EntroGD: Efficient Compression and Accurate Direct Analytics on Compressed Data
Abstract
Generalized Deduplication (GD) enables lossless compression with direct analytics on compressed data by dividing data into \emph{bases} and \emph{deviations} and performing dictionary encoding on the former. However, GD algorithms face scalability challenges for high-dimensional data. For example, the GreedyGD algorithm relies on an iterative bit-selection process across $d$-dimensional data resulting in $O(nd^2)$ complexity for $n$ data rows to select bits to be used as bases and deviations. Although the $n$ data rows can be reduced during training at the expense of performance, highly dimensional data still experiences a marked loss in performance.

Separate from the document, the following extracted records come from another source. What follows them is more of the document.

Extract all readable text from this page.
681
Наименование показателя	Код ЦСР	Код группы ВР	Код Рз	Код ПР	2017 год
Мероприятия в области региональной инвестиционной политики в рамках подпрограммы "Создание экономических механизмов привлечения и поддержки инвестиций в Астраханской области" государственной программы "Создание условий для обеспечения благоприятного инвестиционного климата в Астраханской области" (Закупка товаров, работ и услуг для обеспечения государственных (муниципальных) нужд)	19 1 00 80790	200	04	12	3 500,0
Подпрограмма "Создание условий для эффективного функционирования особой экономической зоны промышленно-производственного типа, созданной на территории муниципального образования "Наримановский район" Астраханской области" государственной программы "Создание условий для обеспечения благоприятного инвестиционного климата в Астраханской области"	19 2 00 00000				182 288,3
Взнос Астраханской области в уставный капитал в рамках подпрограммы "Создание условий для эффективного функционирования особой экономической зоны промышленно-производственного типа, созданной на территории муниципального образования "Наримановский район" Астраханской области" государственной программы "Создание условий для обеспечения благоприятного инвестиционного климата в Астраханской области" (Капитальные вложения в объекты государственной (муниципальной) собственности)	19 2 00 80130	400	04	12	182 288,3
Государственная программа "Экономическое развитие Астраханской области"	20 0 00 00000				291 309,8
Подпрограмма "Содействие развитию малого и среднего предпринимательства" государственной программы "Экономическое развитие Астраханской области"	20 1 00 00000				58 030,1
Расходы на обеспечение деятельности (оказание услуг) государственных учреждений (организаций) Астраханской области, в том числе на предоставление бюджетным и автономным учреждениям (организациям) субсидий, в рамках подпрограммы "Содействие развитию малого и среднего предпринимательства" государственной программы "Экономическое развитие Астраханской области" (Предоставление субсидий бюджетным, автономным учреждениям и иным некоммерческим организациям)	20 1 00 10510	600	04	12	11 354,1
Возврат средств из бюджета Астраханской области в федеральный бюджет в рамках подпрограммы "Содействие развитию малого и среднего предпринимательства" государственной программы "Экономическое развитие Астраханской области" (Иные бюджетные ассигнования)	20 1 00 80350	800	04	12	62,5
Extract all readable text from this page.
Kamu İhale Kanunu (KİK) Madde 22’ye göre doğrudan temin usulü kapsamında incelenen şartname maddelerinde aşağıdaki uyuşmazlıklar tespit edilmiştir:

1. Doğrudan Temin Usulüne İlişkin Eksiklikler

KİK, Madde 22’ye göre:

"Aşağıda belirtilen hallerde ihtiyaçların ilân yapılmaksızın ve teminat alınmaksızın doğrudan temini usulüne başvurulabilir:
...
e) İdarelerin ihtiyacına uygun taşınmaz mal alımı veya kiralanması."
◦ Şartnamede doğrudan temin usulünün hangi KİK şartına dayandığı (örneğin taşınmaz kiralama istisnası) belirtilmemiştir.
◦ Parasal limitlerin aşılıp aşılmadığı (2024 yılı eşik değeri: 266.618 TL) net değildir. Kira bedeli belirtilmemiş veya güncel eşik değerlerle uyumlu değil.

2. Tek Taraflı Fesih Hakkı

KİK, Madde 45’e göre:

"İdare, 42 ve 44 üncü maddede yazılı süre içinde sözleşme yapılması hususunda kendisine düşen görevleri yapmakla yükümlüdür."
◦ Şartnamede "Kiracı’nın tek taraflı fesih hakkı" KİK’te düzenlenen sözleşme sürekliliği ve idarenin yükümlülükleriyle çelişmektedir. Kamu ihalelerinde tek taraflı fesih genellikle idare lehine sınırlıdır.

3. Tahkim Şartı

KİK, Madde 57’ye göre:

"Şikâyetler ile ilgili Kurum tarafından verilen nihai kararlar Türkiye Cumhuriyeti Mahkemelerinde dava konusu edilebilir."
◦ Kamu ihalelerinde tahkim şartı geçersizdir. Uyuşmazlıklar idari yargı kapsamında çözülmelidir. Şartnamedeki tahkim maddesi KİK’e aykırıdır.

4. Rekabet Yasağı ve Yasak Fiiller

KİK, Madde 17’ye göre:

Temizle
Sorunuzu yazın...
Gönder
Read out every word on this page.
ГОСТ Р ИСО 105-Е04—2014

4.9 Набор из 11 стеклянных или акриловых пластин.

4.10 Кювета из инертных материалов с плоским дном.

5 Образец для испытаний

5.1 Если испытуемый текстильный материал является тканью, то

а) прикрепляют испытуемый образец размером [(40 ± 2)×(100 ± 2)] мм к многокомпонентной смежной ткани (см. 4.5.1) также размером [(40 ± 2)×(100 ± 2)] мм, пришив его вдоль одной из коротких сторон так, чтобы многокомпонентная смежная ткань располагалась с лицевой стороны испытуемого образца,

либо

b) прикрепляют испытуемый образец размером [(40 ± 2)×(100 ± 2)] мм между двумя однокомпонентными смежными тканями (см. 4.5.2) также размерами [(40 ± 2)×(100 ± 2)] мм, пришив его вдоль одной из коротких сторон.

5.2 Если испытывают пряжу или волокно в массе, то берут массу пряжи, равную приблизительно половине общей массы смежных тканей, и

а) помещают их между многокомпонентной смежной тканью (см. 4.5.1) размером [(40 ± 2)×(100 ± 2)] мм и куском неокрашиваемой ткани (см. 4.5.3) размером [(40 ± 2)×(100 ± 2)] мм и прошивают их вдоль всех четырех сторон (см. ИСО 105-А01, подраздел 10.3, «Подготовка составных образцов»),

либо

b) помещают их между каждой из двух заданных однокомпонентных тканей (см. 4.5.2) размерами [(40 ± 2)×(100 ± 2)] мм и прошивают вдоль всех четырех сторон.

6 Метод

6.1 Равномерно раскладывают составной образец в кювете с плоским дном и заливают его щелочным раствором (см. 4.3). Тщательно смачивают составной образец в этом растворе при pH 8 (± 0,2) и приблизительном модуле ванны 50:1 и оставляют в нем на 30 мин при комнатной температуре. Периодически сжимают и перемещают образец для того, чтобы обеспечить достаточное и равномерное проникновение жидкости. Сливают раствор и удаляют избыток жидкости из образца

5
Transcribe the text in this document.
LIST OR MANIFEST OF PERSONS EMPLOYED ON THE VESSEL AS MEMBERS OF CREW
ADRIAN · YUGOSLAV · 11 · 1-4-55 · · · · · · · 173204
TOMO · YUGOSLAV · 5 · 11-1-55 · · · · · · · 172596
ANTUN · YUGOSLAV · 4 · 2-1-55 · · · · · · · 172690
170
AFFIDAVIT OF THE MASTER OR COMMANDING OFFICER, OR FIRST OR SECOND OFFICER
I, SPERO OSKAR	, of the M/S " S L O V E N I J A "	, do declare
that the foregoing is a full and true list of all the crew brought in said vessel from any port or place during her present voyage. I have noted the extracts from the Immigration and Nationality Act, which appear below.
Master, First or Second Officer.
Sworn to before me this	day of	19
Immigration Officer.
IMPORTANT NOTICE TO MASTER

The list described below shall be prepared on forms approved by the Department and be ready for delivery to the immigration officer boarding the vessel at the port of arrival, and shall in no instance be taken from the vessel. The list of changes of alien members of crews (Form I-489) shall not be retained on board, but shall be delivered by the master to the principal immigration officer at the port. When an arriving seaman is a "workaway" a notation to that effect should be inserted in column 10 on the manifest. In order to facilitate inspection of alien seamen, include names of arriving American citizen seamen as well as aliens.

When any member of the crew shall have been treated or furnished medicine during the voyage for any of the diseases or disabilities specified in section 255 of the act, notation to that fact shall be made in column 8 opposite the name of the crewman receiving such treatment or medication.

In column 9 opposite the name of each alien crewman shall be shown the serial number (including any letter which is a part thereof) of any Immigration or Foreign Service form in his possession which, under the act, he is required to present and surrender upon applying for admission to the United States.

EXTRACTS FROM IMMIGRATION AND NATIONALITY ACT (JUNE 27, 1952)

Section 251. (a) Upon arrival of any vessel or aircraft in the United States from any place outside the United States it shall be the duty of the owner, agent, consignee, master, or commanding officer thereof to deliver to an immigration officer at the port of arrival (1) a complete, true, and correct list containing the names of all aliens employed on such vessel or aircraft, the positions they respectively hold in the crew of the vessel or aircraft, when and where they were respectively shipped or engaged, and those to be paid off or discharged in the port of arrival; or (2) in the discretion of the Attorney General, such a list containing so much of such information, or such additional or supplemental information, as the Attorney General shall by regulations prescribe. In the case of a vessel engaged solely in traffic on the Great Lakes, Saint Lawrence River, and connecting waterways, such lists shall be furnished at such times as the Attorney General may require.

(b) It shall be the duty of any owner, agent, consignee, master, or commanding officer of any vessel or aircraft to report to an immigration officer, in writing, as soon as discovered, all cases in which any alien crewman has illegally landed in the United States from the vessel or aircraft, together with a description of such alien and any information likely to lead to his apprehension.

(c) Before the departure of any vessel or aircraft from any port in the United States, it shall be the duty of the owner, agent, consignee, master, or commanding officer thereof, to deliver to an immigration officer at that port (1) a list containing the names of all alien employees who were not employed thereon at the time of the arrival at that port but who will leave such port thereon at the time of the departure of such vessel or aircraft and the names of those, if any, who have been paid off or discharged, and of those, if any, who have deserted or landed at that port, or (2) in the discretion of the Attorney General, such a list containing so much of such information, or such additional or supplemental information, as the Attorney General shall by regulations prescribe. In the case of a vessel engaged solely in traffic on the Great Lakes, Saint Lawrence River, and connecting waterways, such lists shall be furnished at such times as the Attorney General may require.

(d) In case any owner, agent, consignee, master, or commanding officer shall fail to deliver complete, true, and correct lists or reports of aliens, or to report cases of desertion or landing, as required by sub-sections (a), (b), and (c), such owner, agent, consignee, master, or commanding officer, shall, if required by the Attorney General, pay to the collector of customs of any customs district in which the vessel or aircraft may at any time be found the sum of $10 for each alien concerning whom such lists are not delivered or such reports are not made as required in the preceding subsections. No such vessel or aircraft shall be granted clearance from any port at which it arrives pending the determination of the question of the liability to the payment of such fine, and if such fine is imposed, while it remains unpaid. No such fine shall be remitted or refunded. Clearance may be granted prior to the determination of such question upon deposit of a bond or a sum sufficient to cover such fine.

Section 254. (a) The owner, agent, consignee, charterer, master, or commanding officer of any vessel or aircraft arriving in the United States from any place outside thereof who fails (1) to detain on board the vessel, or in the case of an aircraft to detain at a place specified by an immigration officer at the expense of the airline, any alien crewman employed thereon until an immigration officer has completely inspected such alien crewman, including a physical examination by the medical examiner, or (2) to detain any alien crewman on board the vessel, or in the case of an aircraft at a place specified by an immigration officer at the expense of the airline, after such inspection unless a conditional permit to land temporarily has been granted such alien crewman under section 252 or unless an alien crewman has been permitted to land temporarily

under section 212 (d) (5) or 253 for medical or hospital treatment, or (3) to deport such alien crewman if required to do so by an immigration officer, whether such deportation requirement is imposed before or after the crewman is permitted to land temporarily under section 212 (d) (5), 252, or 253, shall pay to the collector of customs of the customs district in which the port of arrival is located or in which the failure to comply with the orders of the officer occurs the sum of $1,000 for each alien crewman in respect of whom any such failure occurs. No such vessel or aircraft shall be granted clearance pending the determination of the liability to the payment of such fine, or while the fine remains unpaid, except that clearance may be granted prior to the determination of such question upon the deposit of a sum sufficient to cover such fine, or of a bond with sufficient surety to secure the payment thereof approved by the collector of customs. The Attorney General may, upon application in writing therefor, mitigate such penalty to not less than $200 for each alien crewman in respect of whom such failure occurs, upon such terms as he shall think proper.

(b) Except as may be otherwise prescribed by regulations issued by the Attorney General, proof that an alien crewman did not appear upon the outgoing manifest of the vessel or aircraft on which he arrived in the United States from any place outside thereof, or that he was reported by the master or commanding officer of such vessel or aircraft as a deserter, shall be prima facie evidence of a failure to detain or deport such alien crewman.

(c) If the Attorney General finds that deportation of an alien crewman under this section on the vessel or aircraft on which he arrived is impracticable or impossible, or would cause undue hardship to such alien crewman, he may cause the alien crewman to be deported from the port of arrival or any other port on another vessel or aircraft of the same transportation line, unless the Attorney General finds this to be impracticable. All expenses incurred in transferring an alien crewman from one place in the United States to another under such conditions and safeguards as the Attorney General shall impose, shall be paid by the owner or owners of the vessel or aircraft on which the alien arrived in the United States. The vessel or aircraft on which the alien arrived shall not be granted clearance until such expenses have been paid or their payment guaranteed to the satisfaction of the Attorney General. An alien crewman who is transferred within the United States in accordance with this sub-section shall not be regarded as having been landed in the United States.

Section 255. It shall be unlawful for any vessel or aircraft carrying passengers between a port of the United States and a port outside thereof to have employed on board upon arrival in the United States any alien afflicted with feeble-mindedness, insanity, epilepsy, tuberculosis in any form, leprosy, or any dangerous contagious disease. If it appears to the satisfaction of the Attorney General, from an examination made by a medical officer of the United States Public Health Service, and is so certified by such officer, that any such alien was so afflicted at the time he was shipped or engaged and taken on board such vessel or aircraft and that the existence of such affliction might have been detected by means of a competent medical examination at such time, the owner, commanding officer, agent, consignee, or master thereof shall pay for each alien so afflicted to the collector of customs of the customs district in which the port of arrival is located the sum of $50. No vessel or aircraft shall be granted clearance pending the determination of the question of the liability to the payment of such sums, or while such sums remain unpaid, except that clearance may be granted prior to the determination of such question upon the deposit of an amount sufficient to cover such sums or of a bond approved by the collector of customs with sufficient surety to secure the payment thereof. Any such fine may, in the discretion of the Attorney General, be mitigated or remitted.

This paper introduces EntroGD, an entropy-guided GD framework that reduces complexity of the bit-selection algorithm to $O(nd)$. EntroGD operates considers a two-step process. First, it generates condensed samples to preserve analytic fidelity. Second, it applies entropy-guided bit selection to maximize compression efficiency. Across 18 datasets of varying types and dimensionalities, EntroGD achieves compression performance comparable to GD-based and universal compressors, while reducing configuration time by up to 53.5$\times$ over GreedyGD and accelerating clustering by up to 31.6$\times$ over the original data with negligible accuracy loss by performing analytics on the condensed samples, which are much fewer than original samples. Thus, EntroGD provides an efficient and scalable solution to performing analytics directly on compressed data.